The Alexandria, Va., pastor told his parishioners they could benefit themselves while doing good if they invested in his Christian-based company lending small amounts of money to entrepreneurs in developing countries.
Instead, a jury in Alexandria federal court agreed that Terry Millender and his wife Brenda Millender, who together ran Victorious Life Church, defrauded their friends and flock out of millions of dollars.
Terry Millender told investors they would make their money back with profit, all while fueling growth in developing countries. But that never happened.
At trial, the pastor argued that he was guilty only of financial mismanagement, not fraud.
He said he acted "stupidly, not criminally — not from my heart."
He blamed the failure of his companies on the 2008 financial collapse and a banking crisis in Ukraine, among other events he said were unforeseeable.
Prosecutors said the couple had no experience in microlending and did not tell investors they planned to generate profit though risky currency trading. Their friends' money was used to lure in new investors, according to court documents, and to make payments on a $1.75 million home in Springfield, Va.
After $1.4 million in microlending money was squandered and the company failed, the couple started another firm focused on the Nigerian oil industry. Investors in the microlending business were told that through the new venture they would be repaid. That company too collapsed, and their investors lost over $600,000. Again, prosecutors said much of the money went to pay the couple's personal expenses, including golf games and rent.
Grenetta Wells, who was chief operating officer of the microlending company, pleaded guilty to wire fraud conspiracy and testified against the Millenders.
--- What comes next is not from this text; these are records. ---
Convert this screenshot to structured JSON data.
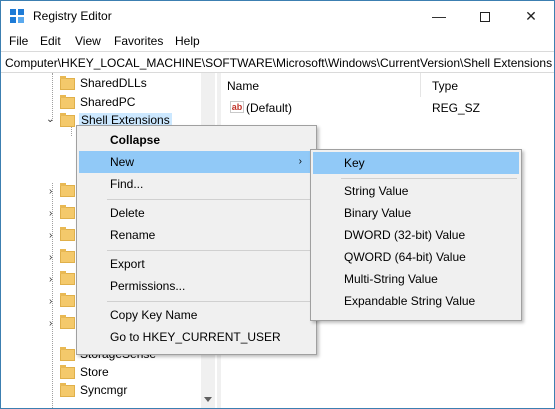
{
  "window": {
    "title": "Registry Editor",
    "icon": "registry-editor-icon",
    "controls": {
      "minimize": "—",
      "maximize": "",
      "close": "✕"
    }
  },
  "menubar": {
    "items": [
      {
        "label": "File"
      },
      {
        "label": "Edit"
      },
      {
        "label": "View"
      },
      {
        "label": "Favorites"
      },
      {
        "label": "Help"
      }
    ]
  },
  "address": {
    "path": "Computer\\HKEY_LOCAL_MACHINE\\SOFTWARE\\Microsoft\\Windows\\CurrentVersion\\Shell Extensions"
  },
  "tree": {
    "items": [
      {
        "label": "SharedDLLs"
      },
      {
        "label": "SharedPC"
      },
      {
        "label": "Shell Extensions",
        "selected": true,
        "expanded": true
      },
      {
        "label": "StorageSense"
      },
      {
        "label": "Store"
      },
      {
        "label": "Syncmgr"
      }
    ]
  },
  "listview": {
    "columns": {
      "name": "Name",
      "type": "Type"
    },
    "rows": [
      {
        "name": "(Default)",
        "type": "REG_SZ",
        "icon": "string-value-icon"
      }
    ]
  },
  "context_menu": {
    "items": [
      {
        "label": "Collapse",
        "bold": true
      },
      {
        "label": "New",
        "has_submenu": true,
        "highlighted": true
      },
      {
        "label": "Find..."
      },
      {
        "label": "Delete"
      },
      {
        "label": "Rename"
      },
      {
        "label": "Export"
      },
      {
        "label": "Permissions..."
      },
      {
        "label": "Copy Key Name"
      },
      {
        "label": "Go to HKEY_CURRENT_USER"
      }
    ],
    "submenu_arrow": "›"
  },
  "submenu": {
    "items": [
      {
        "label": "Key",
        "highlighted": true
      },
      {
        "label": "String Value"
      },
      {
        "label": "Binary Value"
      },
      {
        "label": "DWORD (32-bit) Value"
      },
      {
        "label": "QWORD (64-bit) Value"
      },
      {
        "label": "Multi-String Value"
      },
      {
        "label": "Expandable String Value"
      }
    ]
  },
  "colors": {
    "highlight": "#91c9f7",
    "selection": "#cce8ff",
    "folder": "#f4c96b",
    "menu_bg": "#f0f0f0"
  }
}
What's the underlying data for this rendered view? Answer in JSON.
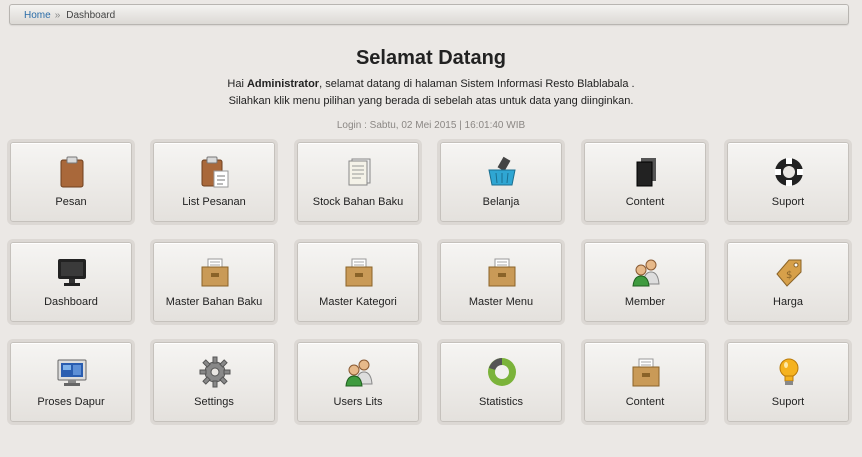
{
  "breadcrumb": {
    "home": "Home",
    "separator": "»",
    "current": "Dashboard"
  },
  "welcome": {
    "title": "Selamat Datang",
    "greeting_pre": "Hai ",
    "user": "Administrator",
    "greeting_post": ", selamat datang di halaman Sistem Informasi Resto Blablabala .",
    "instruction": "Silahkan klik menu pilihan yang berada di sebelah atas untuk data yang diinginkan.",
    "login": "Login : Sabtu, 02 Mei 2015 | 16:01:40 WIB"
  },
  "tiles": [
    {
      "label": "Pesan",
      "icon": "clipboard-icon"
    },
    {
      "label": "List Pesanan",
      "icon": "clipboard-list-icon"
    },
    {
      "label": "Stock Bahan Baku",
      "icon": "documents-icon"
    },
    {
      "label": "Belanja",
      "icon": "shopping-basket-icon"
    },
    {
      "label": "Content",
      "icon": "pages-icon"
    },
    {
      "label": "Suport",
      "icon": "lifebuoy-icon"
    },
    {
      "label": "Dashboard",
      "icon": "monitor-icon"
    },
    {
      "label": "Master Bahan Baku",
      "icon": "drawer-icon"
    },
    {
      "label": "Master Kategori",
      "icon": "drawer-icon"
    },
    {
      "label": "Master Menu",
      "icon": "drawer-icon"
    },
    {
      "label": "Member",
      "icon": "users-icon"
    },
    {
      "label": "Harga",
      "icon": "price-tag-icon"
    },
    {
      "label": "Proses Dapur",
      "icon": "screen-icon"
    },
    {
      "label": "Settings",
      "icon": "gear-icon"
    },
    {
      "label": "Users Lits",
      "icon": "users-icon"
    },
    {
      "label": "Statistics",
      "icon": "pie-chart-icon"
    },
    {
      "label": "Content",
      "icon": "drawer-icon"
    },
    {
      "label": "Suport",
      "icon": "lightbulb-icon"
    }
  ]
}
While Terry Millender was found guilty for all 31 counts of wire fraud, money laundering, false-tax-return filing and obstruction, his wife was found guilty only for seven.
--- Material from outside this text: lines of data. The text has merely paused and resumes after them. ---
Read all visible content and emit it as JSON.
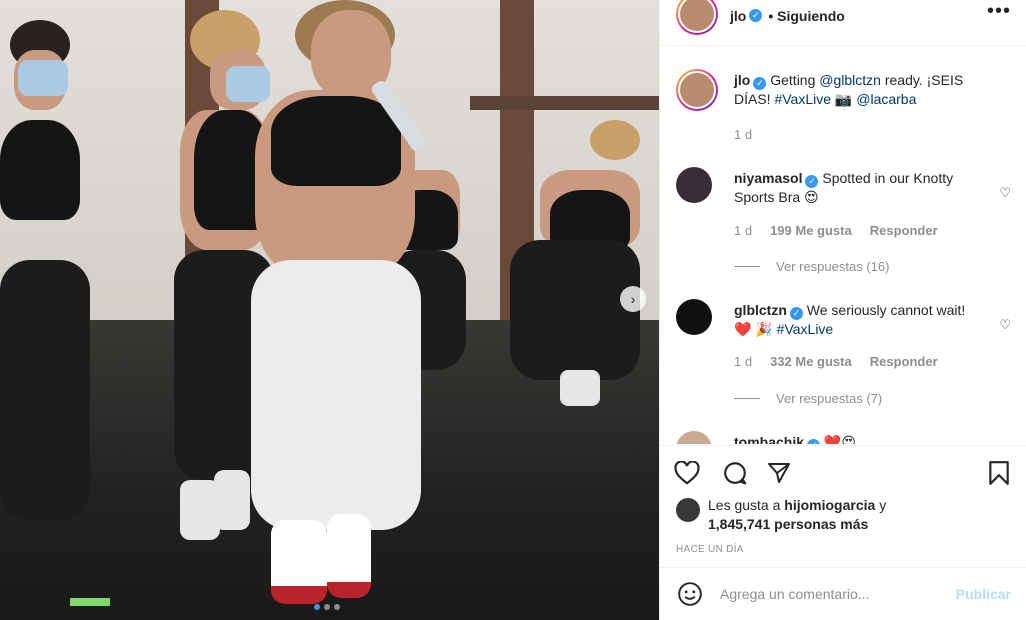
{
  "post": {
    "username": "jlo",
    "follow_status": "• Siguiendo",
    "more_label": "•••",
    "carousel_next_glyph": "›"
  },
  "caption": {
    "username": "jlo",
    "text_1": "Getting ",
    "mention_1": "@glblctzn",
    "text_2": " ready. ¡SEIS DÍAS! ",
    "hashtag": "#VaxLive",
    "emoji": "📷",
    "mention_2": "@lacarba",
    "age": "1 d"
  },
  "comments": [
    {
      "username": "niyamasol",
      "text": "Spotted in our Knotty Sports Bra 😍",
      "age": "1 d",
      "likes": "199 Me gusta",
      "reply_label": "Responder",
      "view_replies": "Ver respuestas (16)"
    },
    {
      "username": "glblctzn",
      "text_1": "We seriously cannot wait! ❤️ 🎉 ",
      "hashtag": "#VaxLive",
      "age": "1 d",
      "likes": "332 Me gusta",
      "reply_label": "Responder",
      "view_replies": "Ver respuestas (7)"
    },
    {
      "username": "tombachik",
      "text": "❤️😍"
    }
  ],
  "likes": {
    "prefix": "Les gusta a ",
    "user": "hijomiogarcia",
    "suffix": " y",
    "count": "1,845,741 personas más"
  },
  "timestamp": "HACE UN DÍA",
  "add_comment": {
    "placeholder": "Agrega un comentario...",
    "post_label": "Publicar"
  },
  "colors": {
    "verified": "#3897f0",
    "link": "#00376b",
    "publish_disabled": "#b2dffc"
  }
}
"I'm pleased that the jury's verdict at least acknowledges a vast difference between Mr. and Mrs. Millender's respective involvement," Brenda Millender's lawyer, Lana Manitta, said. "However, our position is and will remain that Brenda Millender wasn't involved at any level that triggers criminal culpability."
A lawyer for Terry Millender did not immediately return a request for comment.
Terry Millender argued on the stand that if he and his wife were really stealing from their investors, they would not have been evicted from their Springfield home or declared bankruptcy in 2010.
Millender contended he had hoped to "make a difference in the lives of people" in Africa and South America and to see his friends rewarded by God for helping.
The pastor told jurors he could have made plenty of money, having run a successful restaurant recommendation business, but he was called to lead a church and a Christian-focused investment firm. To truly make a difference, he said, he needed to not just give what he could to charity but make enough money to give significantly.
"You can't do good and be poor at the same time," he testified. "You can't help the poor and be poor, it makes no sense."
The Millenders, who were convicted Monday, both face up to 20 years in prison when they are sentenced in March.